グンパツ
蜂蜜はとても美味しいのだが、問題が一つだけある。使う時にとても時間がかかるのだ。トーストやアイスクリームにチューブから直接かけるにせよボトルからスプーンで受けるにせよ、流れ落ちるのが少し切れるまで待たねばならない。昔はこれが気に入らなかった。
最近スーパーの棚でどれを買おうかと選んでいたら、お婆さんが来た。その人もどれにするか考えるようだ。そのうち彼女と何となく蜂蜜についておしゃべりした。他のものを付けるよりも、蜂蜜が断然美味しいという点で意見が一致した。
「特に香りがするわけではないんだけど、いいわよねぇ」
「蜂が香りに満ちたところを飛んでいたはずですけどね」
「色も何だか食欲を刺激するわ」
「クマのプーさんが蜂蜜まみれになってる映画を見たら、自分も食べたくなって買いに行ったことがありますよ」
「あれ、いいわねぇ。最高の気分って、あぁいう状態なんでしょうよ」
「でも、使う時、なかなか作業が進まないのがちょっとね」
「あら、そうかしら」
「気になりませんか」
「私、こう思ってるの」
彼女の話はこうだった。ミツバチは大体巣から三十メートルから五十メートルの範囲にある植物から蜜を採集する。そこに向かう速度はおおよそ秒速七秒だ。一回の採集量は三十ミリグラム程度。それで五百グラム入りのチューブを完成させるまでにどれぐらいの時間がかかるのかを計算してみたことがある。

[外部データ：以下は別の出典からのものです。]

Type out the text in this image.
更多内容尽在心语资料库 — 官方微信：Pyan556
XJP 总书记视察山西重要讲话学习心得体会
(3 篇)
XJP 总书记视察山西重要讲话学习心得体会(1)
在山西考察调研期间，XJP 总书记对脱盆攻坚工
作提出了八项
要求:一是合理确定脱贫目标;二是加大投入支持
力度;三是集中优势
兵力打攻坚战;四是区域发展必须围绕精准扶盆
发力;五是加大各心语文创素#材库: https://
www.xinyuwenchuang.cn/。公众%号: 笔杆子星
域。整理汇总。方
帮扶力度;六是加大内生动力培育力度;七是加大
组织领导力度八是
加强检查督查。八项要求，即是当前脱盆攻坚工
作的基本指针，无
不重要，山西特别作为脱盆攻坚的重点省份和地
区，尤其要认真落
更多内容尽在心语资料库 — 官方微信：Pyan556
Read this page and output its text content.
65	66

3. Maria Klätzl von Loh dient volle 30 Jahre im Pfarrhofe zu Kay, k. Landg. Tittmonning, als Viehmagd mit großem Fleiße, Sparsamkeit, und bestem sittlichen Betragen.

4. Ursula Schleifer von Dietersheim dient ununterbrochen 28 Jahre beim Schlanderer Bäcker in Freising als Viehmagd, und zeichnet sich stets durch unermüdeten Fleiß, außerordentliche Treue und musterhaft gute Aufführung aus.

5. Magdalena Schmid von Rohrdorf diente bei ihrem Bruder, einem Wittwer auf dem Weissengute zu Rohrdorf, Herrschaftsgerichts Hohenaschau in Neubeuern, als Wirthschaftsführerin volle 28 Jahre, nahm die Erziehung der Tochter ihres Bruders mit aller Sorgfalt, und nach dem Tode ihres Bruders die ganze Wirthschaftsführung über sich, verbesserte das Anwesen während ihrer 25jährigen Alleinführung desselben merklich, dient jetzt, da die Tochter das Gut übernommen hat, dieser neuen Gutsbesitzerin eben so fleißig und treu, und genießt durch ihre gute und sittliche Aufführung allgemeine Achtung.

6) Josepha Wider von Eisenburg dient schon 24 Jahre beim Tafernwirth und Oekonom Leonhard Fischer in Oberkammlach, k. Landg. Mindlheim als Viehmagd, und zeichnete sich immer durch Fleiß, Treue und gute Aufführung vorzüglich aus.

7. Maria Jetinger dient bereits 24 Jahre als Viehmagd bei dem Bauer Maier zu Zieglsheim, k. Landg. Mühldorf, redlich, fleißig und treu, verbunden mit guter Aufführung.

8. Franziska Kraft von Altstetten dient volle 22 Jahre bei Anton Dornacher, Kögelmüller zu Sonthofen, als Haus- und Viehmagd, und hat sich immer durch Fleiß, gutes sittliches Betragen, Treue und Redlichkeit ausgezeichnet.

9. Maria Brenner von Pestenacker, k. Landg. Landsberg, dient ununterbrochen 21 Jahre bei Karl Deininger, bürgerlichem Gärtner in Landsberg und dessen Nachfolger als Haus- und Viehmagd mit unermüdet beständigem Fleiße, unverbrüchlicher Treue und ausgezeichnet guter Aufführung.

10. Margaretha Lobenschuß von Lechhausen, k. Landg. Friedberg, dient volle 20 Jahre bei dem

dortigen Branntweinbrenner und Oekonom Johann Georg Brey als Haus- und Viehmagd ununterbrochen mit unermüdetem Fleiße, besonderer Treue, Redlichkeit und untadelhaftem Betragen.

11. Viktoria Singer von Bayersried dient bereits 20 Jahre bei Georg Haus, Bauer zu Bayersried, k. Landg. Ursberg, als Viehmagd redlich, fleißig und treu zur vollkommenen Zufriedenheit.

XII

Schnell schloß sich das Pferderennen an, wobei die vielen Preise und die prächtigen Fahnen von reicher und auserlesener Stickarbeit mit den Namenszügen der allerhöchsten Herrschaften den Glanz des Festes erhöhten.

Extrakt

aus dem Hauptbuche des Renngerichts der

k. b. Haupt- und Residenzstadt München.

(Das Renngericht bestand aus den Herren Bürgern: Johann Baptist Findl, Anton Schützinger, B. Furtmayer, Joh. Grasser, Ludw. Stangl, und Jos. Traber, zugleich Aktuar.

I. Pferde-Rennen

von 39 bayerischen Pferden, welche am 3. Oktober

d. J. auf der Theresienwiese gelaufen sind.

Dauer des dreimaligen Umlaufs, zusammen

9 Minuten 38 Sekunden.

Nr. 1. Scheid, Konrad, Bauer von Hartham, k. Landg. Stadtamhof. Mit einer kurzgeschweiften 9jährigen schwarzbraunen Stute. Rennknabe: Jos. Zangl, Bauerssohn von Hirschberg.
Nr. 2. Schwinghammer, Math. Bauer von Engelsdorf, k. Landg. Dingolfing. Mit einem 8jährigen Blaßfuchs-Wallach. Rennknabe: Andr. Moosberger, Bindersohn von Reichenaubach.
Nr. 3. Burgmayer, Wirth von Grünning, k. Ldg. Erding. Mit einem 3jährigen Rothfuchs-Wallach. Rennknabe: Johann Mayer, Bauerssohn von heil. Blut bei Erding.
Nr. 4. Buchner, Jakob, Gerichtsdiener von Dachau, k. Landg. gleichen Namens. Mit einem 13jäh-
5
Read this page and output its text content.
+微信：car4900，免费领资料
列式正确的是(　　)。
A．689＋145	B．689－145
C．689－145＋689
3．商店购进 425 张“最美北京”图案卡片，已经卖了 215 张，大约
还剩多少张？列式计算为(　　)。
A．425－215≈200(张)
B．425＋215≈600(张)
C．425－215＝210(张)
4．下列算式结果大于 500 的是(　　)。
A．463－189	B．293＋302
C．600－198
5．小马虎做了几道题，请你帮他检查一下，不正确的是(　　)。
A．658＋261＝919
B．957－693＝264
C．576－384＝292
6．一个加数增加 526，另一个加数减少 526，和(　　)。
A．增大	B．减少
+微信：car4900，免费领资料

採集に一往復で十二秒。一日十回ぐらい行くので一日に百二十秒。
チューブに詰める量を集めるのに必要な回数。五百グラム(五十万ミリグラム)÷三十ミリグラム=一万七千回。
一本のチューブを完成するのにかかる時間。百二十秒×一万七千回=二百四万秒=五百六十七時間。
驚いた。花まで遠ければもっとかかる。
「そんなに」
「でしょう? だから、私たちも少しぐらい時間がかかっても待たなくちゃ」
その話を聞いてからはスプーンから流れ落ちる蜂蜜を眺めながら、
「チューブ一本、瓶一本作る時間と比べたら、こんなの大した時間じゃないんだよな」
と思うようになった。
ミツバチがそれだけも時間をかけて集めてくれたものを、短時間で食べてしまっては申し訳ない。蜂蜜製造業者も、ミツバチの集めたものからチューブや瓶に詰めるまで色々な作業をしてくれているわけだから本当はもっと時間がかかっている。
蜂蜜って、時間のかたまりみたいな食品なのだ。もっと慈しんで食べたいと思う。